11 (or 12) volumes, written from the 1930's to the 1970's by Durant and his wife, chronicling the history of (mostly) the western world (up until Napoleon).

Seems to be regarded as a classic...but I fear it might be dated.  Any fans?  Any haters?  Any alternatives?

It intrigues me, but I wouldn't want to embark on a 10,000 page odyssey without it seeming like a sure thing.

Thanks for any replies!


Monty


----------



## Brian G Turner (Apr 30, 2014)

MontyCircus said:


> I fear it might be dated.



Edward Gibbons' history of Rome is very dated and subject to wide ranging criticisms, yet it was a lavishly illustrated version that I read 17 years ago that aroused my current feverish interest in history. 

Every secondary source has its flaws, but reading widely puts these into context.

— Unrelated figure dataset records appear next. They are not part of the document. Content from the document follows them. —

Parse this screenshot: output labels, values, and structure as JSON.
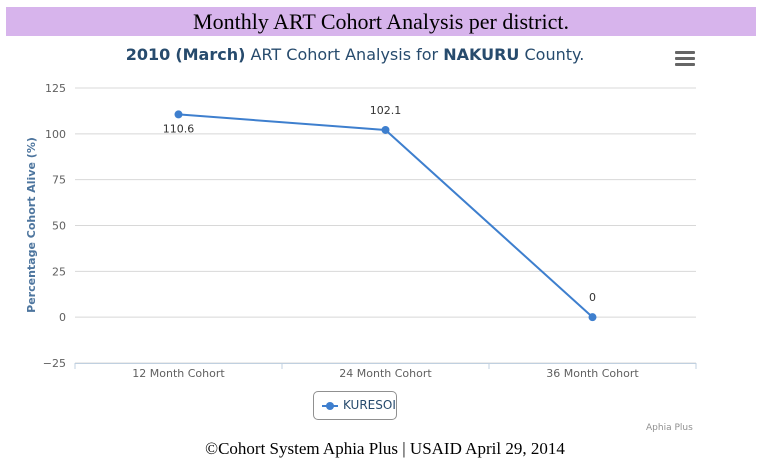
{
  "banner": {
    "title": "Monthly ART Cohort Analysis per district."
  },
  "chart_data": {
    "type": "line",
    "title_parts": {
      "year": "2010",
      "month": "(March)",
      "middle": "ART Cohort Analysis for",
      "county": "NAKURU",
      "suffix": "County."
    },
    "ylabel": "Percentage Cohort Alive (%)",
    "xlabel": "",
    "categories": [
      "12 Month Cohort",
      "24 Month Cohort",
      "36 Month Cohort"
    ],
    "yticks": [
      "125",
      "100",
      "75",
      "50",
      "25",
      "0",
      "−25"
    ],
    "ylim": [
      -25,
      125
    ],
    "grid": true,
    "legend_position": "bottom-center",
    "series": [
      {
        "name": "KURESOI",
        "values": [
          110.6,
          102.1,
          0
        ],
        "data_labels": [
          "110.6",
          "102.1",
          "0"
        ],
        "color": "#3e7fce"
      }
    ]
  },
  "credit": "Aphia Plus",
  "footer": "©Cohort System Aphia Plus | USAID April 29, 2014",
  "icons": {
    "menu": "hamburger-menu-icon"
  }
}
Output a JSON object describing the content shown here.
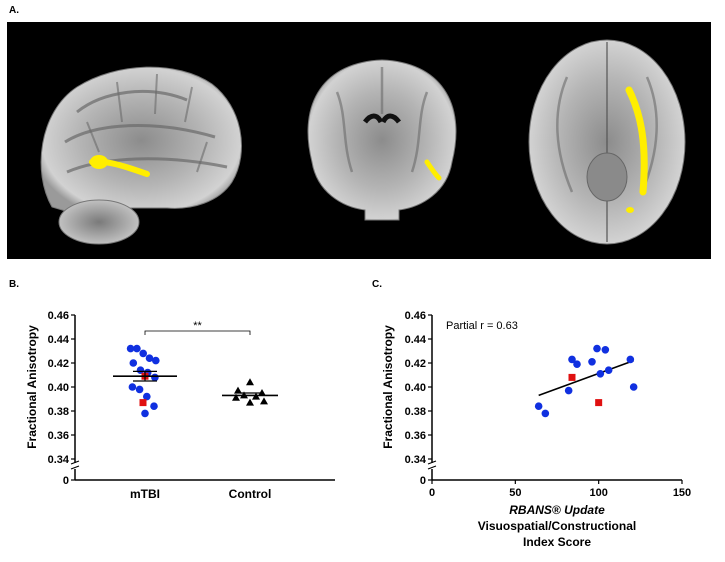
{
  "figure": {
    "panel_a_label": "A.",
    "panel_b_label": "B.",
    "panel_c_label": "C."
  },
  "brain_images": {
    "views": [
      "sagittal",
      "coronal",
      "axial"
    ],
    "highlight_color": "#ffee00",
    "background_color": "#000000"
  },
  "chart_data": [
    {
      "type": "scatter",
      "panel": "B",
      "xlabel": "",
      "ylabel": "Fractional Anisotropy",
      "categories": [
        "mTBI",
        "Control"
      ],
      "ylim": [
        0.34,
        0.46
      ],
      "yticks": [
        "0.46",
        "0.44",
        "0.42",
        "0.40",
        "0.38",
        "0.36",
        "0.34"
      ],
      "ytick_values": [
        0.46,
        0.44,
        0.42,
        0.4,
        0.38,
        0.36,
        0.34
      ],
      "y_zero_label": "0",
      "axis_break": true,
      "significance_label": "**",
      "series": [
        {
          "category": "mTBI",
          "marker": "circle",
          "color": "#1030e0",
          "values": [
            0.432,
            0.432,
            0.428,
            0.424,
            0.422,
            0.42,
            0.414,
            0.412,
            0.408,
            0.4,
            0.398,
            0.392,
            0.384,
            0.378
          ],
          "highlight_values": [
            0.409,
            0.387
          ],
          "highlight_color": "#e01010",
          "mean": 0.409,
          "sem": 0.004
        },
        {
          "category": "Control",
          "marker": "triangle",
          "color": "#000000",
          "values": [
            0.404,
            0.397,
            0.395,
            0.393,
            0.392,
            0.391,
            0.388,
            0.387
          ],
          "mean": 0.393,
          "sem": 0.002
        }
      ]
    },
    {
      "type": "scatter",
      "panel": "C",
      "ylabel": "Fractional Anisotropy",
      "xlabel_line1": "RBANS® Update",
      "xlabel_line2": "Visuospatial/Constructional",
      "xlabel_line3": "Index Score",
      "xlim": [
        0,
        150
      ],
      "xticks": [
        0,
        50,
        100,
        150
      ],
      "ylim": [
        0.34,
        0.46
      ],
      "yticks": [
        "0.46",
        "0.44",
        "0.42",
        "0.40",
        "0.38",
        "0.36",
        "0.34"
      ],
      "ytick_values": [
        0.46,
        0.44,
        0.42,
        0.4,
        0.38,
        0.36,
        0.34
      ],
      "y_zero_label": "0",
      "axis_break": true,
      "annotation": "Partial r = 0.63",
      "points": [
        {
          "x": 64,
          "y": 0.384
        },
        {
          "x": 68,
          "y": 0.378
        },
        {
          "x": 82,
          "y": 0.397
        },
        {
          "x": 84,
          "y": 0.423
        },
        {
          "x": 87,
          "y": 0.419
        },
        {
          "x": 96,
          "y": 0.421
        },
        {
          "x": 99,
          "y": 0.432
        },
        {
          "x": 101,
          "y": 0.411
        },
        {
          "x": 104,
          "y": 0.431
        },
        {
          "x": 106,
          "y": 0.414
        },
        {
          "x": 119,
          "y": 0.423
        },
        {
          "x": 121,
          "y": 0.4
        }
      ],
      "point_color": "#1030e0",
      "highlight_points": [
        {
          "x": 84,
          "y": 0.408
        },
        {
          "x": 100,
          "y": 0.387
        }
      ],
      "highlight_color": "#e01010",
      "fit_line": {
        "x1": 64,
        "y1": 0.393,
        "x2": 121,
        "y2": 0.422
      }
    }
  ]
}
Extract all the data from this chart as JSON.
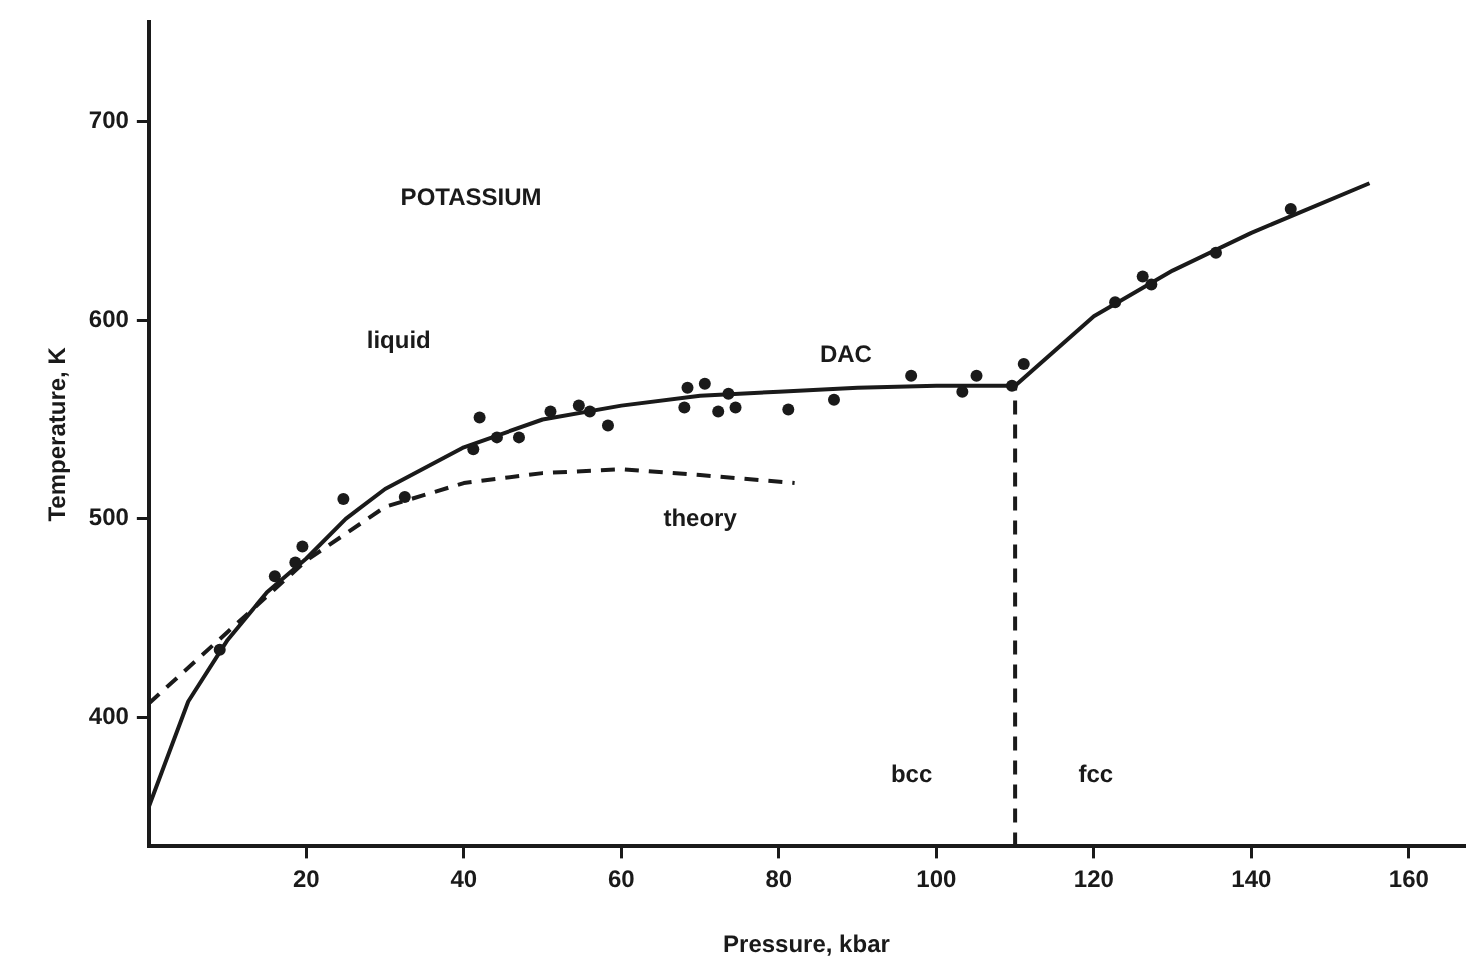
{
  "chart_data": {
    "type": "scatter",
    "xlabel": "Pressure, kbar",
    "ylabel": "Temperature, K",
    "xlim": [
      0,
      167
    ],
    "ylim": [
      335,
      750
    ],
    "xticks": [
      20,
      40,
      60,
      80,
      100,
      120,
      140,
      160
    ],
    "yticks": [
      400,
      500,
      600,
      700
    ],
    "series": [
      {
        "type": "line",
        "color": "#1a1a1a",
        "line_style": "solid",
        "marker": "none",
        "x": [
          0,
          5,
          10,
          15,
          20,
          25,
          30,
          40,
          50,
          60,
          70,
          80,
          90,
          100,
          110,
          120,
          130,
          140,
          155
        ],
        "values": [
          355,
          408,
          439,
          463,
          480,
          500,
          515,
          536,
          550,
          557,
          562,
          564,
          566,
          567,
          567,
          602,
          625,
          644,
          669
        ]
      },
      {
        "type": "line",
        "name": "theory",
        "color": "#1a1a1a",
        "line_style": "dashed",
        "marker": "none",
        "x": [
          0,
          10,
          20,
          30,
          40,
          50,
          60,
          70,
          82
        ],
        "values": [
          407,
          443,
          479,
          506,
          518,
          523,
          525,
          522,
          518
        ]
      },
      {
        "type": "line",
        "color": "#1a1a1a",
        "line_style": "dashed",
        "marker": "none",
        "x": [
          110,
          110
        ],
        "values": [
          335,
          567
        ]
      },
      {
        "color": "#1a1a1a",
        "marker": "circle",
        "x": [
          9,
          16,
          18.6,
          19.5,
          24.7,
          32.5,
          41.2,
          42,
          44.2,
          47,
          51,
          54.6,
          56,
          58.3,
          68,
          68.4,
          70.6,
          72.3,
          73.6,
          74.5,
          81.2,
          87,
          96.8,
          103.3,
          105.1,
          109.6,
          111.1,
          122.7,
          126.2,
          127.3,
          135.5,
          145
        ],
        "values": [
          434,
          471,
          478,
          486,
          510,
          511,
          535,
          551,
          541,
          541,
          554,
          557,
          554,
          547,
          556,
          566,
          568,
          554,
          563,
          556,
          555,
          560,
          572,
          564,
          572,
          567,
          578,
          609,
          622,
          618,
          634,
          656
        ]
      }
    ],
    "annotations": [
      "POTASSIUM",
      "liquid",
      "DAC",
      "bcc",
      "fcc"
    ]
  }
}
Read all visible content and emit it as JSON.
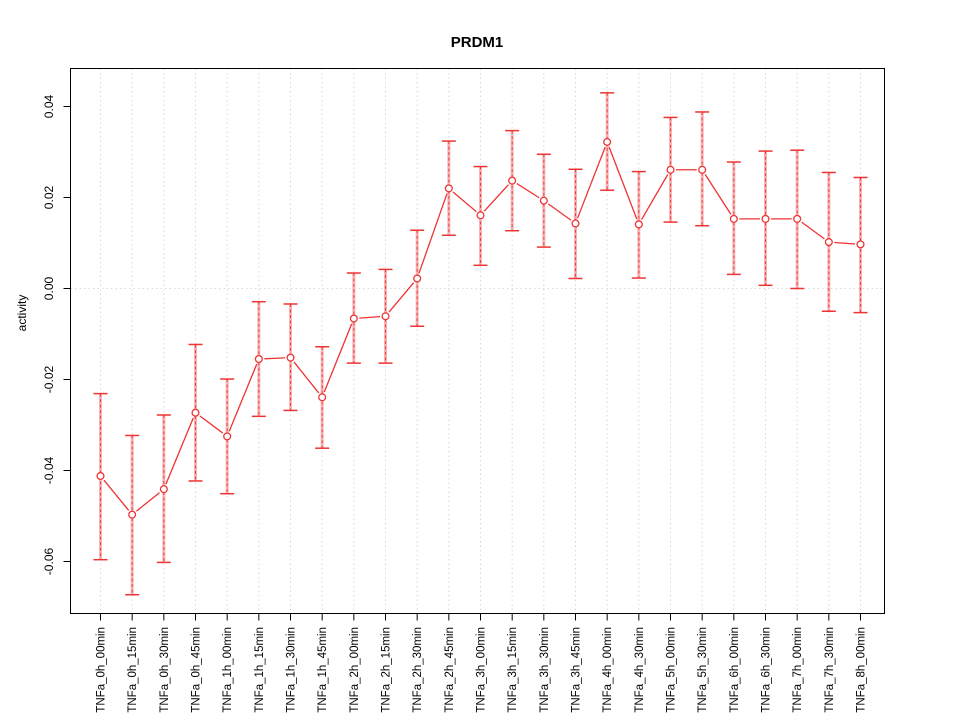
{
  "chart_data": {
    "type": "line",
    "title": "PRDM1",
    "xlabel": "",
    "ylabel": "activity",
    "legend": "none",
    "grid": "vertical dotted gridline at every category; horizontal dotted line at y=0",
    "marker": "open-circle",
    "error_bars": true,
    "ylim": [
      -0.071,
      0.048
    ],
    "yticks": [
      -0.06,
      -0.04,
      -0.02,
      0.0,
      0.02,
      0.04
    ],
    "ytick_labels": [
      "-0.06",
      "-0.04",
      "-0.02",
      "0.00",
      "0.02",
      "0.04"
    ],
    "categories": [
      "TNFa_0h_00min",
      "TNFa_0h_15min",
      "TNFa_0h_30min",
      "TNFa_0h_45min",
      "TNFa_1h_00min",
      "TNFa_1h_15min",
      "TNFa_1h_30min",
      "TNFa_1h_45min",
      "TNFa_2h_00min",
      "TNFa_2h_15min",
      "TNFa_2h_30min",
      "TNFa_2h_45min",
      "TNFa_3h_00min",
      "TNFa_3h_15min",
      "TNFa_3h_30min",
      "TNFa_3h_45min",
      "TNFa_4h_00min",
      "TNFa_4h_30min",
      "TNFa_5h_00min",
      "TNFa_5h_30min",
      "TNFa_6h_00min",
      "TNFa_6h_30min",
      "TNFa_7h_00min",
      "TNFa_7h_30min",
      "TNFa_8h_00min"
    ],
    "series": [
      {
        "name": "activity",
        "values": [
          -0.0412,
          -0.0497,
          -0.0441,
          -0.0273,
          -0.0325,
          -0.0155,
          -0.0152,
          -0.0239,
          -0.0066,
          -0.0061,
          0.0022,
          0.022,
          0.0161,
          0.0237,
          0.0193,
          0.0143,
          0.0322,
          0.0141,
          0.0261,
          0.0261,
          0.0153,
          0.0153,
          0.0153,
          0.0102,
          0.0097
        ],
        "lower": [
          -0.0596,
          -0.0673,
          -0.0602,
          -0.0423,
          -0.0451,
          -0.0281,
          -0.0268,
          -0.0351,
          -0.0164,
          -0.0164,
          -0.0083,
          0.0117,
          0.0051,
          0.0127,
          0.0091,
          0.0022,
          0.0216,
          0.0023,
          0.0146,
          0.0138,
          0.0031,
          0.0007,
          0.0,
          -0.005,
          -0.0053
        ],
        "upper": [
          -0.0231,
          -0.0323,
          -0.0278,
          -0.0123,
          -0.0199,
          -0.0029,
          -0.0034,
          -0.0128,
          0.0034,
          0.0042,
          0.0128,
          0.0324,
          0.0268,
          0.0347,
          0.0295,
          0.0262,
          0.043,
          0.0257,
          0.0376,
          0.0388,
          0.0278,
          0.0302,
          0.0304,
          0.0255,
          0.0244
        ]
      }
    ],
    "colors": {
      "line": "#ee3333",
      "error_bar_fill": "#f6a8a8",
      "grid": "#d9d9d9",
      "frame": "#000000",
      "text": "#000000",
      "background": "#ffffff"
    }
  }
}
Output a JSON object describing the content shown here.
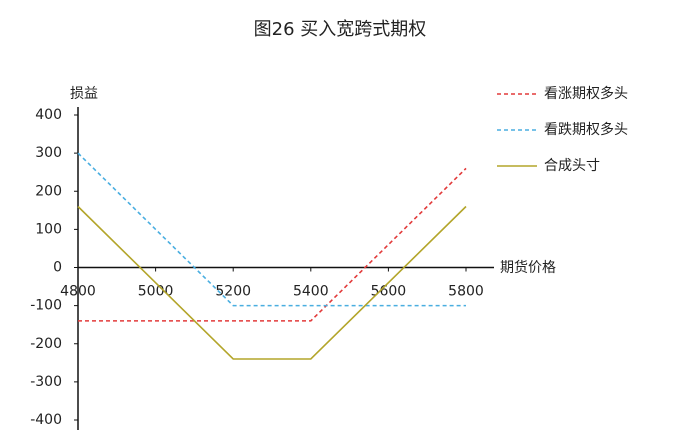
{
  "chart_data": {
    "type": "line",
    "title": "图26  买入宽跨式期权",
    "y_label": "损益",
    "x_label": "期货价格",
    "x": [
      4800,
      5200,
      5400,
      5800
    ],
    "series": [
      {
        "name": "看涨期权多头",
        "color": "#e23a3a",
        "dash": "dashed",
        "values": [
          -140,
          -140,
          -140,
          260
        ]
      },
      {
        "name": "看跌期权多头",
        "color": "#4aaee0",
        "dash": "dashed",
        "values": [
          300,
          -100,
          -100,
          -100
        ]
      },
      {
        "name": "合成头寸",
        "color": "#b3a52a",
        "dash": "solid",
        "values": [
          160,
          -240,
          -240,
          160
        ]
      }
    ],
    "xlim": [
      4800,
      5800
    ],
    "xticks": [
      4800,
      5000,
      5200,
      5400,
      5600,
      5800
    ],
    "ylim": [
      -400,
      400
    ],
    "yticks": [
      -400,
      -300,
      -200,
      -100,
      0,
      100,
      200,
      300,
      400
    ],
    "legend": "right"
  }
}
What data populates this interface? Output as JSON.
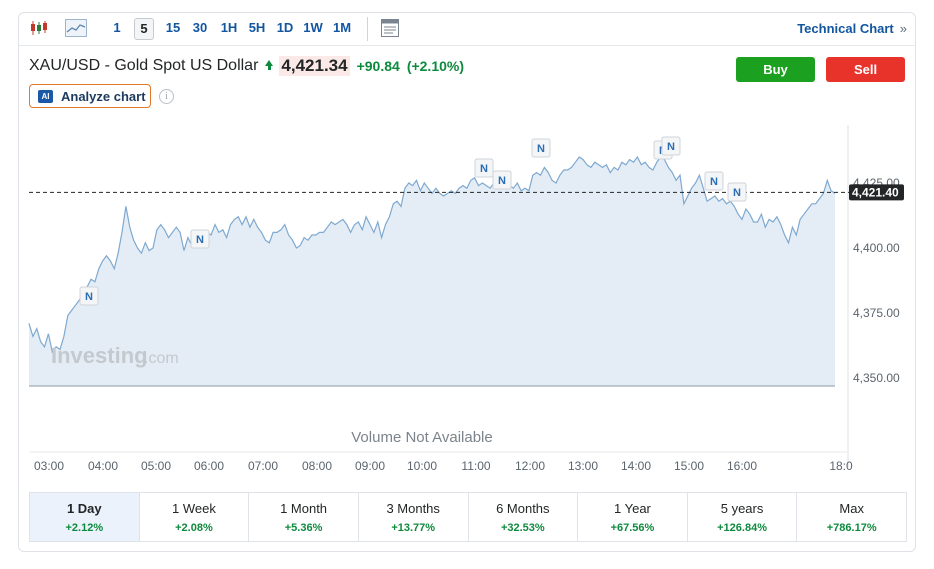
{
  "toolbar": {
    "timeframes": [
      "1",
      "5",
      "15",
      "30",
      "1H",
      "5H",
      "1D",
      "1W",
      "1M"
    ],
    "active_timeframe": "5",
    "technical_chart_label": "Technical Chart",
    "technical_chart_arrow": "»"
  },
  "instrument": {
    "title": "XAU/USD - Gold Spot US Dollar",
    "price": "4,421.34",
    "change": "+90.84",
    "change_pct": "(+2.10%)"
  },
  "actions": {
    "buy": "Buy",
    "sell": "Sell"
  },
  "analyze": {
    "badge": "AI",
    "label": "Analyze chart",
    "info": "i"
  },
  "chart": {
    "watermark_main": "Investing",
    "watermark_suffix": ".com",
    "volume_note": "Volume Not Available",
    "last_price_label": "4,421.40",
    "news_marker": "N",
    "colors": {
      "line": "#7fa9d0",
      "fill": "#e4edf6",
      "up": "#0e8a3e",
      "down": "#e8332a",
      "accent": "#1256a0"
    }
  },
  "chart_data": {
    "type": "area",
    "x_ticks": [
      "03:00",
      "04:00",
      "05:00",
      "06:00",
      "07:00",
      "08:00",
      "09:00",
      "10:00",
      "11:00",
      "12:00",
      "13:00",
      "14:00",
      "15:00",
      "16:00",
      "18:0"
    ],
    "y_ticks": [
      "4,350.00",
      "4,375.00",
      "4,400.00",
      "4,425.00"
    ],
    "ylim": [
      4350,
      4425
    ],
    "last_value": 4421.4,
    "series": [
      {
        "values": [
          4371,
          4366,
          4369,
          4364,
          4362,
          4367,
          4360,
          4362,
          4361,
          4366,
          4374,
          4376,
          4378,
          4380,
          4383,
          4385,
          4388,
          4387,
          4392,
          4395,
          4397,
          4395,
          4392,
          4398,
          4406,
          4416,
          4408,
          4403,
          4400,
          4398,
          4402,
          4399,
          4400,
          4407,
          4409,
          4407,
          4404,
          4406,
          4408,
          4406,
          4399,
          4404,
          4401,
          4405,
          4403,
          4405,
          4406,
          4405,
          4409,
          4406,
          4407,
          4404,
          4409,
          4411,
          4412,
          4409,
          4412,
          4408,
          4411,
          4408,
          4406,
          4403,
          4402,
          4406,
          4406,
          4407,
          4409,
          4405,
          4403,
          4400,
          4401,
          4404,
          4403,
          4405,
          4405,
          4406,
          4406,
          4408,
          4410,
          4409,
          4410,
          4411,
          4409,
          4406,
          4409,
          4410,
          4407,
          4412,
          4409,
          4406,
          4410,
          4404,
          4409,
          4412,
          4417,
          4418,
          4416,
          4423,
          4425,
          4424,
          4426,
          4422,
          4425,
          4423,
          4421,
          4423,
          4421,
          4420,
          4421,
          4422,
          4421,
          4423,
          4424,
          4423,
          4426,
          4427,
          4424,
          4425,
          4424,
          4423,
          4425,
          4426,
          4427,
          4424,
          4424,
          4423,
          4425,
          4422,
          4423,
          4422,
          4428,
          4429,
          4428,
          4431,
          4429,
          4426,
          4425,
          4428,
          4430,
          4430,
          4431,
          4433,
          4435,
          4434,
          4432,
          4431,
          4433,
          4432,
          4431,
          4432,
          4429,
          4431,
          4430,
          4433,
          4432,
          4434,
          4433,
          4435,
          4432,
          4433,
          4431,
          4430,
          4433,
          4435,
          4434,
          4431,
          4429,
          4426,
          4428,
          4417,
          4420,
          4423,
          4425,
          4428,
          4423,
          4418,
          4419,
          4420,
          4418,
          4419,
          4417,
          4418,
          4416,
          4413,
          4411,
          4415,
          4413,
          4410,
          4410,
          4413,
          4408,
          4411,
          4410,
          4412,
          4409,
          4405,
          4402,
          4408,
          4405,
          4411,
          4413,
          4415,
          4417,
          4417,
          4419,
          4421,
          4426,
          4422,
          4421
        ]
      }
    ],
    "news_markers": 12
  },
  "periods": [
    {
      "label": "1 Day",
      "change": "+2.12%"
    },
    {
      "label": "1 Week",
      "change": "+2.08%"
    },
    {
      "label": "1 Month",
      "change": "+5.36%"
    },
    {
      "label": "3 Months",
      "change": "+13.77%"
    },
    {
      "label": "6 Months",
      "change": "+32.53%"
    },
    {
      "label": "1 Year",
      "change": "+67.56%"
    },
    {
      "label": "5 years",
      "change": "+126.84%"
    },
    {
      "label": "Max",
      "change": "+786.17%"
    }
  ],
  "active_period": "1 Day"
}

If you have easy access to a copy, might be worth having a flick through and see what you think?


----------



## J-Sun (Apr 30, 2014)

I'm not enough of a historical expert to know but my understanding is that specialists in subfields find things to quibble with (as is only to be expected in a general history of such scope in time and space and with its level of detail) and, naturally, it isn't up to date on the latest opinions (or some facts). My personal complaints with it are that it ends up getting stuck in late-teen centuries France and loses proportion. And I never really did more than skim the first volume and the medieval one as I am "incorrectly" more interested in the West than East and in ancient and modern than middle. Reading what I did of it was a transforming experience, though. Durant covers political and military history but brings in art, music, philosophy, and the whole intellectual history under one roof and - whatever issues there may be in the details - provides a truer, more holistic, _more interesting_ history than many others regarding the Big Picture. So I'd recommend it as either an introduction for the beginner or a sort of synthetic picture for the fragmented expert, though I certainly wouldn't recommend it alone.

I agree with Brian - Gibbon is an amazing writer (better than Durant) and arguably a tougher thinker and not quite as all-encompassing, but Gibbon also wrote a wide-ranging history that is old, but classic and invaluable. They share many pros and cons and the pros win.  And reading more irons out most of the cons.


----------



## dask (May 2, 2014)

I read the first three and absolutely loved them. Durant may be the most quotable writer of the 20th century. Got bogged down in the fourth volume however. The brutality back then just got too much to spend time with. Periodically I get the urge to give it another try, maybe even make a bucket list thing out of the series. Personally I think the quality of the writing is top notch. Even H.L. Mencken who referred to THE STORY OF PHILOSOPHY as imbecilic thought highly of CEASAR AND CHRIST.


----------



## MontyCircus (May 7, 2014)

Thanks for the replies everyone!


----------



## j d worthington (May 8, 2014)

As others have said, it has its flaws, certainly. Yet it is one of the best capsule (yes, I said capsule!) overviews of history available, and the Durants did their work very well.


(On *The Story of Philosophy* -- I can't agree with Mencken. It, too, has its flaws, but overall I found it an absorbing read, and certainly a very good introduction to much of western philosophy.)


\


----------